I've seen similar spins on this question before but not one that adequately answers it.

In the following (paraphrased, not literal) config on a Cisco SF300:

FastEthernet1
Port mode General
General access VLAN 20 tagged
General access VLAN 10 untagged
PVID 10

If I plug a PC into this port, any untagged packets entering the port will internally enter VLAN 10. Any traffic on VLAN 10 will exit that port untagged. This I completely accept since I use it on a daily basis.

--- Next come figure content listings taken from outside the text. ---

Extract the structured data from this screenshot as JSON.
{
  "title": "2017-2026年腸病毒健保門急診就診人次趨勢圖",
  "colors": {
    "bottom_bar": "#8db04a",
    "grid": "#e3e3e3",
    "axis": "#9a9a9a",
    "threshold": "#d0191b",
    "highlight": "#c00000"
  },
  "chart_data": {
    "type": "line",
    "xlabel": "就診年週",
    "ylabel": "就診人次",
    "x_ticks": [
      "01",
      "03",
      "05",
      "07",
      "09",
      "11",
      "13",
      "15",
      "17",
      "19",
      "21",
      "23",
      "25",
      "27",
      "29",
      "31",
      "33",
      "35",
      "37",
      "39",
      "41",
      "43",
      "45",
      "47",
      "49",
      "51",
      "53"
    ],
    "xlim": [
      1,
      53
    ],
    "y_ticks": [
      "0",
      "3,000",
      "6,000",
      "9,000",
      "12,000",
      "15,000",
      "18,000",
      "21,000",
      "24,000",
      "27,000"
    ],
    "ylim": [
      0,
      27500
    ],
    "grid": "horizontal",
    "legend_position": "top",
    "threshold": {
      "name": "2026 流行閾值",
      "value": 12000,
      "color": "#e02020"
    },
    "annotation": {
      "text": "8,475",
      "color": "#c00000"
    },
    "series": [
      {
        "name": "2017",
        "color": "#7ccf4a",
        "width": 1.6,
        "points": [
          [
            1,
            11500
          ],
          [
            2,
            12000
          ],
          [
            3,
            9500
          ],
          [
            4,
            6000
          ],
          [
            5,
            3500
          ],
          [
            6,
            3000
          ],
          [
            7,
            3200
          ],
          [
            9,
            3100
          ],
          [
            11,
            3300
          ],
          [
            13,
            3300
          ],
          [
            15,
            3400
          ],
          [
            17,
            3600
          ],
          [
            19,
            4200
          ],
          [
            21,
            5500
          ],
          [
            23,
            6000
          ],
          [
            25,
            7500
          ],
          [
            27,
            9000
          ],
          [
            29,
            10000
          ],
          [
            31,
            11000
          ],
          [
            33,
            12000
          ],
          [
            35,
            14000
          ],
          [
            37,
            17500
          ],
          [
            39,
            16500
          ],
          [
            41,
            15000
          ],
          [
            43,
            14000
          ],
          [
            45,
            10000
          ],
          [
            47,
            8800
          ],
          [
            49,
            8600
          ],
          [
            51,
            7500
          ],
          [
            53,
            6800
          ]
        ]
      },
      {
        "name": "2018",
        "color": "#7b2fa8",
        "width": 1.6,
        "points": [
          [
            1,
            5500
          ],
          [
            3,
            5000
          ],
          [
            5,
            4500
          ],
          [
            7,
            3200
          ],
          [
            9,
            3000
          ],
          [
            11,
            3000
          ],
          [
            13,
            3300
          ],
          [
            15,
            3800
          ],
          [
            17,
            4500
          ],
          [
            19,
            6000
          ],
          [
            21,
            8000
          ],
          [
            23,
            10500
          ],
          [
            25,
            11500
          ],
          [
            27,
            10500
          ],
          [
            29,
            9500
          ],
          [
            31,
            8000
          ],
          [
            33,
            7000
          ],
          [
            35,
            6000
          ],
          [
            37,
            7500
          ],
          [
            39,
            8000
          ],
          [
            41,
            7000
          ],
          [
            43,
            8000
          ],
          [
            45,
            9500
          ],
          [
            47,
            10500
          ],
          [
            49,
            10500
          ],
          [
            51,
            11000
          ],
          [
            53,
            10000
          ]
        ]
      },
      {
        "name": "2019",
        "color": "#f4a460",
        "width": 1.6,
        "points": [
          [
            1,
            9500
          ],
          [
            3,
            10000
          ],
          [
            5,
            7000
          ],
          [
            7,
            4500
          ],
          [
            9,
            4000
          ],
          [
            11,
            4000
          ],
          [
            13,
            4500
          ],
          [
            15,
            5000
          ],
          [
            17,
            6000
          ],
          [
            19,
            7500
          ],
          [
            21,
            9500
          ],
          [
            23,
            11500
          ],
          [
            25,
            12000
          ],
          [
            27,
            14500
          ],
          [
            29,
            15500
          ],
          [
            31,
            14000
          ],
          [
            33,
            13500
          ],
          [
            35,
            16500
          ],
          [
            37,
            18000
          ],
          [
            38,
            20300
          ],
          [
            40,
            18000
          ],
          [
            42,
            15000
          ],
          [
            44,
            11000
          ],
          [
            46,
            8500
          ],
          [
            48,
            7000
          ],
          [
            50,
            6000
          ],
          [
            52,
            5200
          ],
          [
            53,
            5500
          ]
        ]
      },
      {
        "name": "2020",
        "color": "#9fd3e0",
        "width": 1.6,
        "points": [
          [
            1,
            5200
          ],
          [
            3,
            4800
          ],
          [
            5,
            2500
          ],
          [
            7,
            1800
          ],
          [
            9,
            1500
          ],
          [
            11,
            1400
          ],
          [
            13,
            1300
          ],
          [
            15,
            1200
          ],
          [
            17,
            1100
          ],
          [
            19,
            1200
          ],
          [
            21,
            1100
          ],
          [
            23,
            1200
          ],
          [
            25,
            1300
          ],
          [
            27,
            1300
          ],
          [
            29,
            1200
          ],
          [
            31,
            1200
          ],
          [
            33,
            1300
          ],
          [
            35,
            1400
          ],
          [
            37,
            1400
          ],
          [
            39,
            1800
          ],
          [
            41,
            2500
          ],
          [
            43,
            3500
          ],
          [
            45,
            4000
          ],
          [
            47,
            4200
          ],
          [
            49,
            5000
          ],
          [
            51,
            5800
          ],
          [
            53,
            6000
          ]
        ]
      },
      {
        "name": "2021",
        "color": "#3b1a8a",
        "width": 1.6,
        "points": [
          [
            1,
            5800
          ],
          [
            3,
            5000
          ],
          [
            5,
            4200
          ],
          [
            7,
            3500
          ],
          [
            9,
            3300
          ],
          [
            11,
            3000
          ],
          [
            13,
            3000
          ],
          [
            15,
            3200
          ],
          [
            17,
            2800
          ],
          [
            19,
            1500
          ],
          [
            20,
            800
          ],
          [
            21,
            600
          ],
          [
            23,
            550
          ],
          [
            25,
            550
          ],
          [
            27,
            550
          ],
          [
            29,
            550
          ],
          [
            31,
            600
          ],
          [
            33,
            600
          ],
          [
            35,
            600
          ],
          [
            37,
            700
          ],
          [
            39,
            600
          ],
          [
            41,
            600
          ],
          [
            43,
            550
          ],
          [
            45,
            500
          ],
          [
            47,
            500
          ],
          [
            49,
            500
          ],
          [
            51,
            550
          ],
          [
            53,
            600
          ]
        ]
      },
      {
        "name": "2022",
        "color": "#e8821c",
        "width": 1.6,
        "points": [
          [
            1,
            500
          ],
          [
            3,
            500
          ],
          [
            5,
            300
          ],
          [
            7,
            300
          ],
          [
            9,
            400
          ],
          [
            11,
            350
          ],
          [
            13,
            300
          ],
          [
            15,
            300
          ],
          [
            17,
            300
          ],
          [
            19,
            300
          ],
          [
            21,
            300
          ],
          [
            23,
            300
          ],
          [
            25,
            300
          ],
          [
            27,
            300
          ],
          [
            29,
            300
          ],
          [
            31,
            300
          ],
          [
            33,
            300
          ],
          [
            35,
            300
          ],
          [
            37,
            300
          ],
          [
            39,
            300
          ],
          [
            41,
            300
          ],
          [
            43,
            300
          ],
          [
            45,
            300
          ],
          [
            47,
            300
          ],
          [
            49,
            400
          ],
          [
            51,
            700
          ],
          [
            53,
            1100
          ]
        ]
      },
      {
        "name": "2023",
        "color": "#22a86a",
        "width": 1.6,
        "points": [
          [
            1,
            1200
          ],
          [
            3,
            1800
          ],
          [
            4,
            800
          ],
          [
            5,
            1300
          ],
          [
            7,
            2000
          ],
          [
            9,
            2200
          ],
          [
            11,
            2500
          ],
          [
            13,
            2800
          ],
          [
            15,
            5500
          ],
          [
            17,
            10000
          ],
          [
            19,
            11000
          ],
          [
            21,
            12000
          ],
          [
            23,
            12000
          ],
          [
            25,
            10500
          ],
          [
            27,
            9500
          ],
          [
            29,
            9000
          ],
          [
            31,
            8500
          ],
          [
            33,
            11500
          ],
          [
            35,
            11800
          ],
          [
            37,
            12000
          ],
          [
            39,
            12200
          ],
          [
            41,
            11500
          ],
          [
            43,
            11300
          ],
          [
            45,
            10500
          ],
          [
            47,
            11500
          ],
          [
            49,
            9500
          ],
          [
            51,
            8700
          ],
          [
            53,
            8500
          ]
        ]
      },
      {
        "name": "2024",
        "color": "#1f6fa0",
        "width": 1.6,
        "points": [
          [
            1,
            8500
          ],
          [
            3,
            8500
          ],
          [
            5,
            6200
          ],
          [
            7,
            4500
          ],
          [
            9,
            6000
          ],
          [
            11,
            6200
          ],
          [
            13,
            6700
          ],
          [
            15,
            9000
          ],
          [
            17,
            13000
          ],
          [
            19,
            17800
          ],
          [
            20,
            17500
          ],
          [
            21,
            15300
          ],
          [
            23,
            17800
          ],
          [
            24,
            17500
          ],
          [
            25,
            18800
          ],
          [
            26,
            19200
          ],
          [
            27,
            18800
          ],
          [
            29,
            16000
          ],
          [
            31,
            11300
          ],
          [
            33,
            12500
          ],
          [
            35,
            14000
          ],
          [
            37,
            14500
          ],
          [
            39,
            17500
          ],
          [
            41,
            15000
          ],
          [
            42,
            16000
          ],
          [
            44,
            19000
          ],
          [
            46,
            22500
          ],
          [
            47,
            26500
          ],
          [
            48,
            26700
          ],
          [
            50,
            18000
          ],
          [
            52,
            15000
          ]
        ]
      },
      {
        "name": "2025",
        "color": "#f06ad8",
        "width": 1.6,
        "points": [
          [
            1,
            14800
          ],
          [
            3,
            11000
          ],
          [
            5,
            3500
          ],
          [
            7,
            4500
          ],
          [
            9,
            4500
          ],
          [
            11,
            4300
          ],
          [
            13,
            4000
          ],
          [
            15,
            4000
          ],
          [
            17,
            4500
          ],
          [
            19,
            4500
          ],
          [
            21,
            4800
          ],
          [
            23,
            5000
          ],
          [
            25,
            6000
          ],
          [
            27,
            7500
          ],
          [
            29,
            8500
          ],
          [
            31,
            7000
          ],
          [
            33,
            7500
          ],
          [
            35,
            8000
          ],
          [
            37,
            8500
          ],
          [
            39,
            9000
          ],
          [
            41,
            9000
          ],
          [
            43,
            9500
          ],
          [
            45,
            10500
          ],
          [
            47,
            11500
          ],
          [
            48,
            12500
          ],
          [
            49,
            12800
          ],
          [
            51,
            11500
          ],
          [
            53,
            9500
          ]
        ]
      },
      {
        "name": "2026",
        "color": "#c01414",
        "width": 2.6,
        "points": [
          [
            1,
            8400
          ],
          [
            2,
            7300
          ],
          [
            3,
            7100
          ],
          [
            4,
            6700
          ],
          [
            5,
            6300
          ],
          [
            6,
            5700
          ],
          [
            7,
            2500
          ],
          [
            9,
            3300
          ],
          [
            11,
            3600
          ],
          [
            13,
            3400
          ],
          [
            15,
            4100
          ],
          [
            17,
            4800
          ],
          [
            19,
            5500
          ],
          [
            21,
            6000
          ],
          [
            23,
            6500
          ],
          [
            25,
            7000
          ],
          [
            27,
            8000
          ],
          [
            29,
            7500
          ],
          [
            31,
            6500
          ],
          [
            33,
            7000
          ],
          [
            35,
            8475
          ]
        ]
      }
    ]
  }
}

What's the purpose of setting untagged access without setting PVID? Is untagged ingress traffic going to just go nowhere? If so, what's the purpose of having an untagged VLAN that can't communicate bidirectionally?

Best Answer

Without getting into NDA territory, a lot of it has to do with the switch (chip) internals. Of course anyone with a clue codes their UI and configuration language to handle these things automatically. You'd think something with a Cisco logo on it would be better, but you'd be wrong -- that switch grew out of the Linksys Small Business product line and has never seen the same engineering effort behind IOS, for example.

While it makes little sense, it's a valid configuration to set a PVID of 20 in your example. Untagged traffic handed to the switch would forward in VLAN 20. (no one in their right mind would(should) do that.)

[Note: even in switch IOS, one can set the native VLAN to something that isn't in the allowed list. And it's 100% valid.]